ここに至るまでに、2017年秋から開始された金融庁の金融審議会「金融制度スタディ・グループ」及び「決済法制及び金融サービス仲介法制に関するワーキング・グループ」において、機能別・横断的な金融制度の整備等、足もとの環境変化を踏まえた金融規制のあり方についての議論が活発に進められてきたが、従来の証券・保険・銀行といった業態別の法規制の垣根を超えた新たな業態として結実したことは、金融業界にとって重要な一歩であり、リテール金融業界の新時代を象徴するものであるようにも感じられる。

「金融商品仲介」スキームの拡がりと課題

これまでの「金融商品仲介業」は、証券分野における業態のひとつとして、IFA(独立系金融アドバイザー)のように個人向けに株式や投資信託等の金融商品の提案や販売を担う存在であり、2004年の証券仲介業制度の創設以降、少しずつではあるが、その存在感を大きくしてきている。

金融商品の販売を担うものの、金融商品仲介業者が全ての販売機能やシステム等を自前で具備する必要はなく、所属する証券会社等の金融事業インフラを利用しながら、軽く事業を営むことができるため、特にここ最近は、リテール金融事業の領域において金融商品仲介スキームの活用が改めて見直される機運が高まっている。例えば、昨年夏に発表され、金融業界に衝撃を与えた野村證券と山陰合同銀行グループの包括的業務提携も、金融商品仲介スキームを用いている。

一方、この金融商品仲介スキームは、元々が証券仲介業に端を発していることや、個人顧客の利益保護という視点が重要視されてきたこと等もあり、その使い勝手の悪さが課題として指摘されてきているのも事実である。
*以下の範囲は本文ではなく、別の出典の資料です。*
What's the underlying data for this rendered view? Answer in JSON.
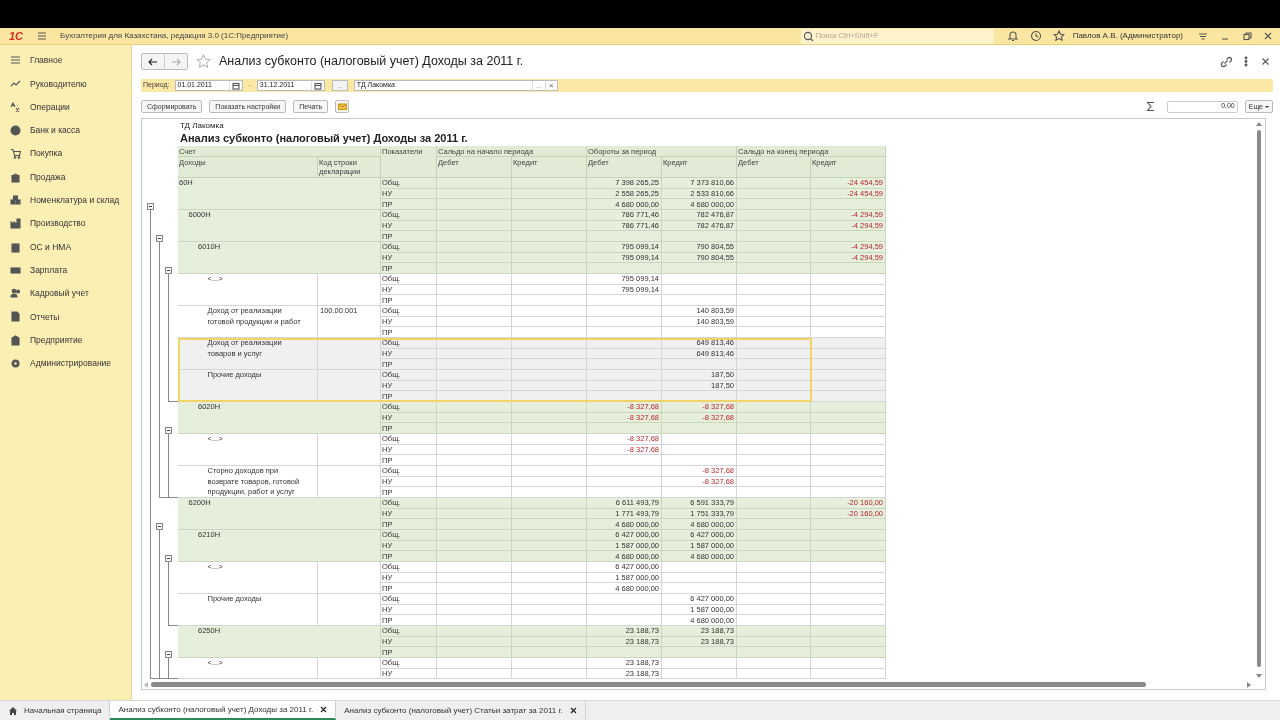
{
  "app": {
    "logo": "1С",
    "title": "Бухгалтерия для Казахстана, редакция 3.0  (1С:Предприятие)",
    "search_placeholder": "Поиск Ctrl+Shift+F",
    "user": "Павлов А.В. (Администратор)"
  },
  "sidebar": {
    "items": [
      {
        "label": "Главное"
      },
      {
        "label": "Руководителю"
      },
      {
        "label": "Операции"
      },
      {
        "label": "Банк и касса"
      },
      {
        "label": "Покупка"
      },
      {
        "label": "Продажа"
      },
      {
        "label": "Номенклатура и склад"
      },
      {
        "label": "Производство"
      },
      {
        "label": "ОС и НМА"
      },
      {
        "label": "Зарплата"
      },
      {
        "label": "Кадровый учет"
      },
      {
        "label": "Отчеты"
      },
      {
        "label": "Предприятие"
      },
      {
        "label": "Администрирование"
      }
    ]
  },
  "form": {
    "title": "Анализ субконто (налоговый учет) Доходы  за 2011 г.",
    "period_label": "Период:",
    "date_from": "01.01.2011",
    "date_separator": "-",
    "date_to": "31.12.2011",
    "period_button": "...",
    "subconto": "ТД Лакомка",
    "choose_glyph": "...",
    "clear_glyph": "×",
    "buttons": [
      "Сформировать",
      "Показать настройки",
      "Печать"
    ],
    "sum_value": "0,00",
    "more": "Еще"
  },
  "report": {
    "org": "ТД Лакомка",
    "title": "Анализ субконто (налоговый учет) Доходы  за 2011 г.",
    "header": {
      "account": "Счет",
      "name": "Доходы",
      "code": "Код строки декларации",
      "indicators": "Показатели",
      "sections": [
        {
          "title": "Сальдо на начало периода",
          "debit": "Дебет",
          "credit": "Кредит"
        },
        {
          "title": "Обороты за период",
          "debit": "Дебет",
          "credit": "Кредит"
        },
        {
          "title": "Сальдо на конец периода",
          "debit": "Дебет",
          "credit": "Кредит"
        }
      ]
    },
    "rows": [
      {
        "name": "60Н",
        "selected": false,
        "expanded": true,
        "lines": [
          {
            "label": "Общ.",
            "values": {
              "ob_d": "7 398 265,25",
              "ob_k": "7 373 810,66"
            },
            "red_values": {
              "sk_k": "-24 454,59"
            }
          },
          {
            "label": "НУ",
            "values": {
              "ob_d": "2 558 265,25",
              "ob_k": "2 533 810,66"
            },
            "red_values": {
              "sk_k": "-24 454,59"
            }
          },
          {
            "label": "ПР",
            "values": {
              "ob_d": "4 680 000,00",
              "ob_k": "4 680 000,00"
            }
          }
        ],
        "children": [
          {
            "name": "6000Н",
            "selected": false,
            "expanded": true,
            "lines": [
              {
                "label": "Общ.",
                "values": {
                  "ob_d": "786 771,46",
                  "ob_k": "782 476,87"
                },
                "red_values": {
                  "sk_k": "-4 294,59"
                }
              },
              {
                "label": "НУ",
                "values": {
                  "ob_d": "786 771,46",
                  "ob_k": "782 476,87"
                },
                "red_values": {
                  "sk_k": "-4 294,59"
                }
              },
              {
                "label": "ПР"
              }
            ],
            "children": [
              {
                "name": "6010Н",
                "selected": false,
                "expanded": true,
                "lines": [
                  {
                    "label": "Общ.",
                    "values": {
                      "ob_d": "795 099,14",
                      "ob_k": "790 804,55"
                    },
                    "red_values": {
                      "sk_k": "-4 294,59"
                    }
                  },
                  {
                    "label": "НУ",
                    "values": {
                      "ob_d": "795 099,14",
                      "ob_k": "790 804,55"
                    },
                    "red_values": {
                      "sk_k": "-4 294,59"
                    }
                  },
                  {
                    "label": "ПР"
                  }
                ],
                "children": [
                  {
                    "name": "<...>",
                    "selected": false,
                    "lines": [
                      {
                        "label": "Общ.",
                        "values": {
                          "ob_d": "795 099,14"
                        }
                      },
                      {
                        "label": "НУ",
                        "values": {
                          "ob_d": "795 099,14"
                        }
                      },
                      {
                        "label": "ПР"
                      }
                    ]
                  },
                  {
                    "name": "Доход от реализации готовой продукции и работ",
                    "code": "100.00.001",
                    "selected": false,
                    "lines": [
                      {
                        "label": "Общ.",
                        "values": {
                          "ob_k": "140 803,59"
                        }
                      },
                      {
                        "label": "НУ",
                        "values": {
                          "ob_k": "140 803,59"
                        }
                      },
                      {
                        "label": "ПР"
                      }
                    ]
                  },
                  {
                    "name": "Доход от реализации товаров и услуг",
                    "selected": true,
                    "lines": [
                      {
                        "label": "Общ.",
                        "values": {
                          "ob_k": "649 813,46"
                        }
                      },
                      {
                        "label": "НУ",
                        "values": {
                          "ob_k": "649 813,46"
                        }
                      },
                      {
                        "label": "ПР"
                      }
                    ]
                  },
                  {
                    "name": "Прочие доходы",
                    "selected": true,
                    "lines": [
                      {
                        "label": "Общ.",
                        "values": {
                          "ob_k": "187,50"
                        }
                      },
                      {
                        "label": "НУ",
                        "values": {
                          "ob_k": "187,50"
                        }
                      },
                      {
                        "label": "ПР"
                      }
                    ]
                  }
                ]
              },
              {
                "name": "6020Н",
                "selected": false,
                "expanded": true,
                "lines": [
                  {
                    "label": "Общ.",
                    "red_values": {
                      "ob_d": "-8 327,68",
                      "ob_k": "-8 327,68"
                    }
                  },
                  {
                    "label": "НУ",
                    "red_values": {
                      "ob_d": "-8 327,68",
                      "ob_k": "-8 327,68"
                    }
                  },
                  {
                    "label": "ПР"
                  }
                ],
                "children": [
                  {
                    "name": "<...>",
                    "selected": false,
                    "lines": [
                      {
                        "label": "Общ.",
                        "red_values": {
                          "ob_d": "-8 327,68"
                        }
                      },
                      {
                        "label": "НУ",
                        "red_values": {
                          "ob_d": "-8 327,68"
                        }
                      },
                      {
                        "label": "ПР"
                      }
                    ]
                  },
                  {
                    "name": "Сторно доходов при возврате товаров, готовой продукции, работ и услуг",
                    "selected": false,
                    "lines": [
                      {
                        "label": "Общ.",
                        "red_values": {
                          "ob_k": "-8 327,68"
                        }
                      },
                      {
                        "label": "НУ",
                        "red_values": {
                          "ob_k": "-8 327,68"
                        }
                      },
                      {
                        "label": "ПР"
                      }
                    ]
                  }
                ]
              }
            ]
          },
          {
            "name": "6200Н",
            "selected": false,
            "expanded": true,
            "lines": [
              {
                "label": "Общ.",
                "values": {
                  "ob_d": "6 611 493,79",
                  "ob_k": "6 591 333,79"
                },
                "red_values": {
                  "sk_k": "-20 160,00"
                }
              },
              {
                "label": "НУ",
                "values": {
                  "ob_d": "1 771 493,79",
                  "ob_k": "1 751 333,79"
                },
                "red_values": {
                  "sk_k": "-20 160,00"
                }
              },
              {
                "label": "ПР",
                "values": {
                  "ob_d": "4 680 000,00",
                  "ob_k": "4 680 000,00"
                }
              }
            ],
            "children": [
              {
                "name": "6210Н",
                "selected": false,
                "expanded": true,
                "lines": [
                  {
                    "label": "Общ.",
                    "values": {
                      "ob_d": "6 427 000,00",
                      "ob_k": "6 427 000,00"
                    }
                  },
                  {
                    "label": "НУ",
                    "values": {
                      "ob_d": "1 587 000,00",
                      "ob_k": "1 587 000,00"
                    }
                  },
                  {
                    "label": "ПР",
                    "values": {
                      "ob_d": "4 680 000,00",
                      "ob_k": "4 680 000,00"
                    }
                  }
                ],
                "children": [
                  {
                    "name": "<...>",
                    "selected": false,
                    "lines": [
                      {
                        "label": "Общ.",
                        "values": {
                          "ob_d": "6 427 000,00"
                        }
                      },
                      {
                        "label": "НУ",
                        "values": {
                          "ob_d": "1 587 000,00"
                        }
                      },
                      {
                        "label": "ПР",
                        "values": {
                          "ob_d": "4 680 000,00"
                        }
                      }
                    ]
                  },
                  {
                    "name": "Прочие доходы",
                    "selected": false,
                    "lines": [
                      {
                        "label": "Общ.",
                        "values": {
                          "ob_k": "6 427 000,00"
                        }
                      },
                      {
                        "label": "НУ",
                        "values": {
                          "ob_k": "1 587 000,00"
                        }
                      },
                      {
                        "label": "ПР",
                        "values": {
                          "ob_k": "4 680 000,00"
                        }
                      }
                    ]
                  }
                ]
              },
              {
                "name": "6250Н",
                "selected": false,
                "expanded": true,
                "lines": [
                  {
                    "label": "Общ.",
                    "values": {
                      "ob_d": "23 188,73",
                      "ob_k": "23 188,73"
                    }
                  },
                  {
                    "label": "НУ",
                    "values": {
                      "ob_d": "23 188,73",
                      "ob_k": "23 188,73"
                    }
                  },
                  {
                    "label": "ПР"
                  }
                ],
                "children": [
                  {
                    "name": "<...>",
                    "selected": false,
                    "lines": [
                      {
                        "label": "Общ.",
                        "values": {
                          "ob_d": "23 188,73"
                        }
                      },
                      {
                        "label": "НУ",
                        "values": {
                          "ob_d": "23 188,73"
                        }
                      }
                    ]
                  }
                ]
              }
            ]
          }
        ]
      }
    ]
  },
  "tabs": [
    {
      "label": "Начальная страница",
      "kind": "home",
      "selected": false
    },
    {
      "label": "Анализ субконто (налоговый учет) Доходы  за 2011 г.",
      "kind": "document",
      "selected": true
    },
    {
      "label": "Анализ субконто (налоговый учет) Статьи затрат  за 2011 г.",
      "kind": "document",
      "selected": false
    }
  ]
}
例えば、個人向けの金融サービスといえば、証券関連の商品のみならず、住宅ローン等の銀行商品や保険商品等も重要なサービスである。顧客の長期的なマネープランを支援するためにはそれらを総合的に利用することが必要となるが、金融商品仲介業者がそうした銀行・保険商品を取り扱う場合には、銀行代理業や保険募集人のライセンスが別に求められる。

また、小規模な金融商品仲介業者が顧客に事故で損害を与えた場合等に備え、現行の金融商品仲介制度では、所属する証券会社等が金融商品仲介業者のコンプライアンス指導や損害賠償責任等を担うという「所属制」が定められているが、これも顧客の利便性を追求し、複数の証券会社等に所属を増やそうとした場合に、それら全ての所属金融機関からの指導に対応しなければならないという煩雑さが指摘されている。

オンラインでの金融商品・サービスの提供等、金融機関と顧客のあり方が多様化する中、金融商品仲介スキームの使い勝手の悪さが、結果的に顧客の利便性を損なうことにもなりかねないのである。